My question is also how much institutions like the Economist and the WEF are presenting a fairly narrow view of open development, and open data here and are actually pigeon-holing it into simplistic streams? The volunteers who map out cities and the companies who need only focus on how much extra profit the emergence of data about the developing world will potentially bring them in the long run.

The point is not that Premise (the Google funded startup) is designed to make a profit out of its analysis of financial data. Or as the FT article puts it 'Premise taps into hunger for real-time data'. The point is this is how the Economist and the FT have chosen to present it to us.

So to return the argument I proposed in my last blog post. At first glance the WEF is fairly comfortable with designating our personal data is a new class of asset, (see the report here) and like the Economist it probably sees that there is nothing wrong with this or with anyone else selling off analytic data on financial markets in order to supply the market with real-time data. But beyond this they are both fairly silent about is what responsibility the private sector might have to help to mitigate the impact of a humanitarian crisis like Ebola.

Potentially it seems quite likely to be hard to predict a crisis and to map out an area in the event that a crisis might occur there. One the other hand, to ask companies collecting data from the developing world to consider broadly that their work could play an important role in alerting people and agencies to things like price increases in the context of a global epidemic like Ebola seems like a very useful and effective measure.  

The role of open source software and open systems is also important here, because it is helping to build systems for data collection, and useful corridors and channels for information to flow. It is showing itself to be of key importance in the current fight against a threat like Ebola. This story from AllAfrica highlights some of the ways that NGO’s and others are using open systems. A great resource is a recently published book edited by Matthew L. Smith and Katherine M. A. Reilly from MIT Press which is digging into what ‘Open Development’ is and may seek to achieve in the future. Also to point out is the long standing work that rOg media in Berlin has been doing in South Sudan and work that that Stephen Kovats from rOg has already done with UNESCO too on this here.

If you consider how much is being done with open software, it begs the question. Why are we not also asking companies that have useful data and resources to think more clearly how they can move towards making them open? Is it really ever going to benefit poorer countries in Africa with less data to work with and less digital infrastructure if in the end all we are doing is focusing on selling food price data on regions in crisis to the market instead?

To return to the problem of complexity here, I think this illustrates why we have to think outside of the ‘boxes’ that we might be at first tempted to approach these problems with. Part of my argument is that this drive to work with open data in development should not only try make sense of the obvious challenges and opportunities for development actors in a post-2015 world, but also to make sure that it is taking on board Hirshman’s call for more lateral thinking.

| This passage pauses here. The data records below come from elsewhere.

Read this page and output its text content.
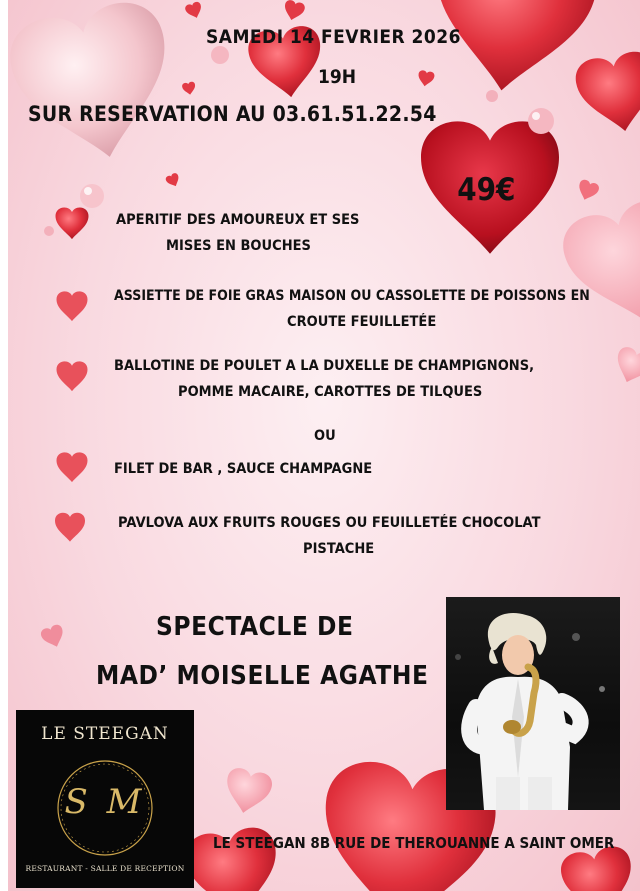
SAMEDI 14 FEVRIER 2026

19H

SUR RESERVATION AU 03.61.51.22.54

49€

APERITIF DES AMOUREUX ET SES

MISES EN BOUCHES

ASSIETTE DE FOIE GRAS MAISON OU CASSOLETTE DE POISSONS EN

CROUTE FEUILLETÉE

BALLOTINE DE POULET A LA DUXELLE DE CHAMPIGNONS,

POMME MACAIRE, CAROTTES DE TILQUES

OU

FILET DE BAR , SAUCE CHAMPAGNE

PAVLOVA AUX FRUITS ROUGES OU FEUILLETÉE CHOCOLAT

PISTACHE

SPECTACLE DE

MAD’ MOISELLE AGATHE

LE STEEGAN
S M
RESTAURANT - SALLE DE RECEPTION

LE STEEGAN 8B RUE DE THEROUANNE A SAINT OMER
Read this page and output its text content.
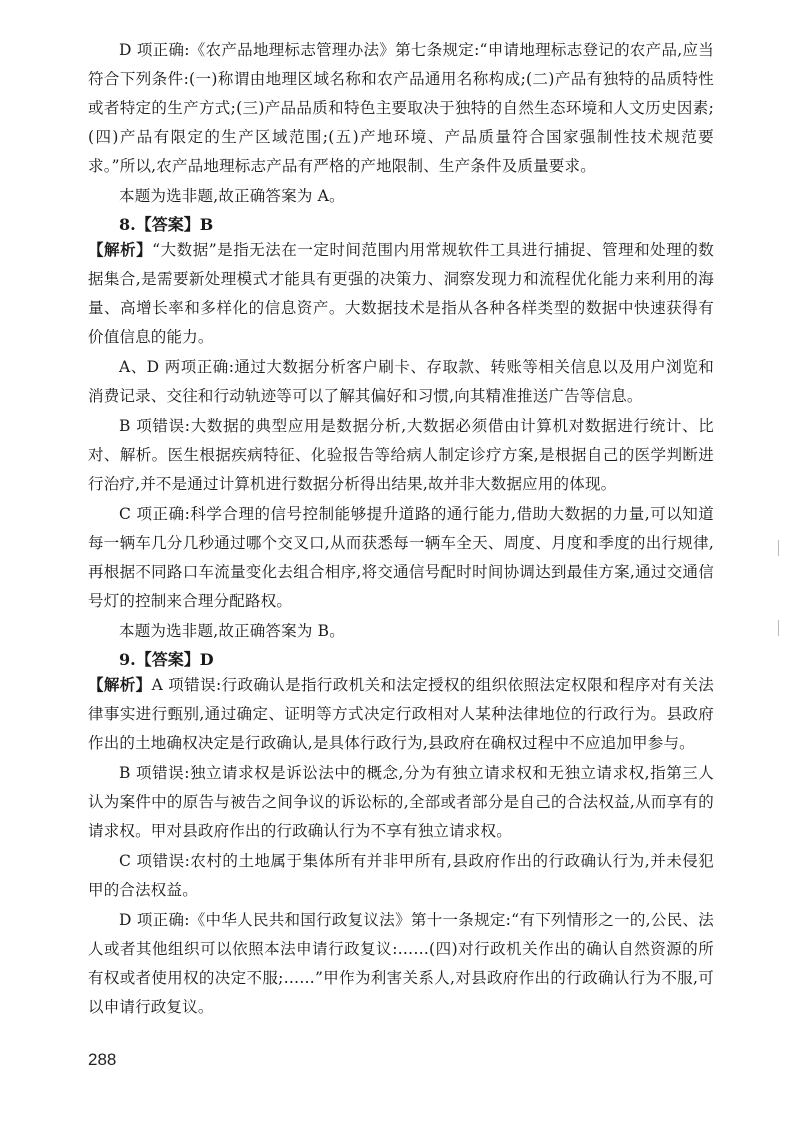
D 项正确:《农产品地理标志管理办法》第七条规定:“申请地理标志登记的农产品,应当符合下列条件:(一)称谓由地理区域名称和农产品通用名称构成;(二)产品有独特的品质特性或者特定的生产方式;(三)产品品质和特色主要取决于独特的自然生态环境和人文历史因素;(四)产品有限定的生产区域范围;(五)产地环境、产品质量符合国家强制性技术规范要求。”所以,农产品地理标志产品有严格的产地限制、生产条件及质量要求。

本题为选非题,故正确答案为 A。

8.【答案】B

【解析】“大数据”是指无法在一定时间范围内用常规软件工具进行捕捉、管理和处理的数据集合,是需要新处理模式才能具有更强的决策力、洞察发现力和流程优化能力来利用的海量、高增长率和多样化的信息资产。大数据技术是指从各种各样类型的数据中快速获得有价值信息的能力。

A、D 两项正确:通过大数据分析客户刷卡、存取款、转账等相关信息以及用户浏览和消费记录、交往和行动轨迹等可以了解其偏好和习惯,向其精准推送广告等信息。

B 项错误:大数据的典型应用是数据分析,大数据必须借由计算机对数据进行统计、比对、解析。医生根据疾病特征、化验报告等给病人制定诊疗方案,是根据自己的医学判断进行治疗,并不是通过计算机进行数据分析得出结果,故并非大数据应用的体现。

C 项正确:科学合理的信号控制能够提升道路的通行能力,借助大数据的力量,可以知道每一辆车几分几秒通过哪个交叉口,从而获悉每一辆车全天、周度、月度和季度的出行规律,再根据不同路口车流量变化去组合相序,将交通信号配时时间协调达到最佳方案,通过交通信号灯的控制来合理分配路权。

本题为选非题,故正确答案为 B。

9.【答案】D

【解析】A 项错误:行政确认是指行政机关和法定授权的组织依照法定权限和程序对有关法律事实进行甄别,通过确定、证明等方式决定行政相对人某种法律地位的行政行为。县政府作出的土地确权决定是行政确认,是具体行政行为,县政府在确权过程中不应追加甲参与。

B 项错误:独立请求权是诉讼法中的概念,分为有独立请求权和无独立请求权,指第三人认为案件中的原告与被告之间争议的诉讼标的,全部或者部分是自己的合法权益,从而享有的请求权。甲对县政府作出的行政确认行为不享有独立请求权。

C 项错误:农村的土地属于集体所有并非甲所有,县政府作出的行政确认行为,并未侵犯甲的合法权益。

D 项正确:《中华人民共和国行政复议法》第十一条规定:“有下列情形之一的,公民、法人或者其他组织可以依照本法申请行政复议:……(四)对行政机关作出的确认自然资源的所有权或者使用权的决定不服;……”甲作为利害关系人,对县政府作出的行政确认行为不服,可以申请行政复议。

288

Seeking to predict and plan for disasters that will require local solutions, and provide maps and data to aid NGO’s, local governments and local actors to act effectively is clearly valuable. However, an equally predictable effect of a crisis like Ebola anywhere is that markets will act in unpredictable ways and may even exacerbate the situation, and will capitalize on their access to real-time data and analysis to avoid being affected by it. Given the digital data divide, it seems that a more lateral approach to the situation would also be one whereby complex problem solving is employed to test out ways to yield benefits by matching up those who can deliver solutions best with those that have the knowledge, resources and data to assist in this. Not by working in silos, or neccessarily by competing with large 'best practice' initiatives and not by recreating proprietary systems that lead us further towards broadening an existing digital data chasm between the richer and poorer countries around the world.

So in my next blog post and will try to take a closer look at the report itself.